### Applied Bayesian Inference A (Winter Semester 2010/11)

The lecture will be given by Prof. Dr. Renate Meyer, University of Auckland, Department of Statistics, an international expert in Bayesian methods and their applications.

# Schedule

This course consists of a block lecture

04.10.2010-08.10.2010: | Building 05.20, Room 1C-01 |

Mo.-Fr. 08.00-12.00 | |

Mo.-Fr. 14.00-16.00 (Exercise) |

in addition to a lecture, which takes place 3 times per week during the first half of the winter semester

20.10.2010-17.12.2010: | Building 05.20, Room 1C-04 |

We. 09.45-11.15 | |

Th. 09.45-11.15 | |

Fr. 11.30-13.00 (Exercise). |

The block lecture gives an introduction to Bayesian methods and their applications. It can be visited separately (see Applied Bayesian Inference B). In addition to the material covered by the block lecture, basic mathematical theory of Bayesian methods will be developed in the second part of this course.

# Overview

The lecture gives an introduction to Bayesian inference starting from first principles. The Bayesian approach is based on a different paradigm than the classical frequentist approach to statistical inference.

Over the last decade, the Bayesian approach has revolutionised many areas of applied statistics such as biometrics, econometrics, market research, statistical ecology and physics.

Although the Bayesian approach dates back to the 18th century, its rise and enormous popularity today is due to the advances made in Bayesian computation through computer-intensive simulation methods. Knowledge of Bayesian procedures and software packages will become indispensable in most areas where statistics is applied. Students will be using the software package R for Bayesian computation and will be introduced to WinBUGS.

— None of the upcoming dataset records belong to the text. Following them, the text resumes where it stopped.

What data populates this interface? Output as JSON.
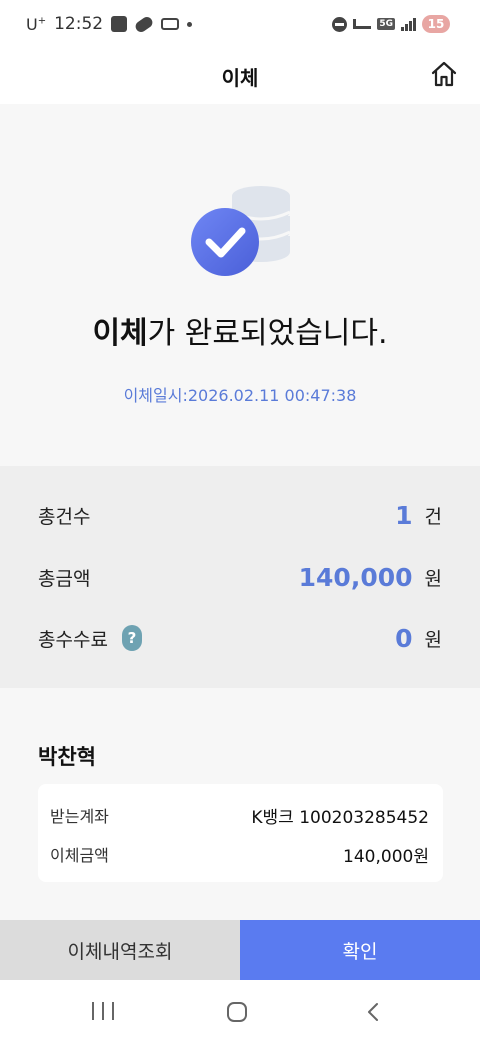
{
  "status_bar": {
    "carrier": "U",
    "carrier_sup": "+",
    "time": "12:52",
    "network_badge": "5G",
    "battery": "15"
  },
  "header": {
    "title": "이체",
    "home_icon": "home-icon"
  },
  "result": {
    "message_bold": "이체",
    "message_rest": "가 완료되었습니다.",
    "timestamp": "이체일시:2026.02.11 00:47:38",
    "icon": "check-circle-icon",
    "accent_color": "#5a7bd8"
  },
  "summary": {
    "count_label": "총건수",
    "count_value": "1",
    "count_unit": "건",
    "amount_label": "총금액",
    "amount_value": "140,000",
    "amount_unit": "원",
    "fee_label": "총수수료",
    "fee_help": "?",
    "fee_value": "0",
    "fee_unit": "원"
  },
  "recipient": {
    "name": "박찬혁",
    "rows": [
      {
        "label": "받는계좌",
        "value": "K뱅크 100203285452"
      },
      {
        "label": "이체금액",
        "value": "140,000원"
      }
    ]
  },
  "buttons": {
    "history": "이체내역조회",
    "confirm": "확인",
    "confirm_color": "#5a7bf0"
  }
}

Topics covered include: the Bayesian approach, conjugate distributions, prior specification, posterior computation, simulation methods including Markov chain Monte Carlo using the WinBUGS software, model checking, and applications to data analysis.

# Prerequisites

Basic knowledge in mathematics, especially analysis (differentiation/integration of functions of several variables), as for instance acquired in a 2-3 semester long introductory mathematics lecture, including introductory maths lectures for engineers, biologists, economists etc. We explicitly welcome students and researchers from other disciplines.

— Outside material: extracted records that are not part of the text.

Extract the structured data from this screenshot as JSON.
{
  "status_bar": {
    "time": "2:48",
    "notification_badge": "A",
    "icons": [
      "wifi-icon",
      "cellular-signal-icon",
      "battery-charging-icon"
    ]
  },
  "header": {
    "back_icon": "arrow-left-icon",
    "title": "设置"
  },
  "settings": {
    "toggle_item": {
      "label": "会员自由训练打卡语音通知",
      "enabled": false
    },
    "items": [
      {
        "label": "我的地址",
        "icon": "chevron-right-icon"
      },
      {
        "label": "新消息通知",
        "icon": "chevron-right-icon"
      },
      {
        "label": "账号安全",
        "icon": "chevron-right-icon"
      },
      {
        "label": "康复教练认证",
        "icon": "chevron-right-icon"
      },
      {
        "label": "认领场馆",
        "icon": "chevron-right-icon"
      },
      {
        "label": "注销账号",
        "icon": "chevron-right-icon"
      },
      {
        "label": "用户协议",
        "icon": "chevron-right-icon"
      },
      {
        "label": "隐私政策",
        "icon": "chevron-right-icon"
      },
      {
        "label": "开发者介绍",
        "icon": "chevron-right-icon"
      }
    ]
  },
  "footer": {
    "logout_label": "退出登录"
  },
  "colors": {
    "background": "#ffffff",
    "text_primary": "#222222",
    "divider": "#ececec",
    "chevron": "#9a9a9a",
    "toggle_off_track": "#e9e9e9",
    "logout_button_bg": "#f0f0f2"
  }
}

Basic knowledge of probability and statistics (probability density and distribution functions, moments, marginal and conditional distributions etc.), equivalent to at least one introductory lecture.

Knowledge of a programming language will be of advantage, especially familiarity with SPLUS, R or SAS/IML, as R will be used in the lecture.

# Additional material

This is a popular scientific paper from David Malakoff about Bayesian inference.

This is an overview about probability distributions which will be given as a handout in the lecture.

# References

Albert, J. (2007), Bayesian Computation with R, Springer, New York.

Aitkin, M. (2010) Statistical Inference :an Integrated Bayesian/Likelihood Approach, Chapman & Hall.

Gelman, A., J.B. Carlin, H.S. Stern, D.B. Rubin (2004), Bayesian Data Analysis, Chapman&Hall, London.

Gilks, W., Richardson, S., Spiegelhalter, D. (1996), Markov Chain Monte Carlo in Practice, Chapman&Hall, UK.

Lee, P.M. (2004), Bayesian Statistics: An Introduction, Halsted Press, New York.

Ntzoufras, I. (2009), Bayesian Modeling Using WinBUGS, Wiley, NY.

For a full list refer to the bibliography of the lecture.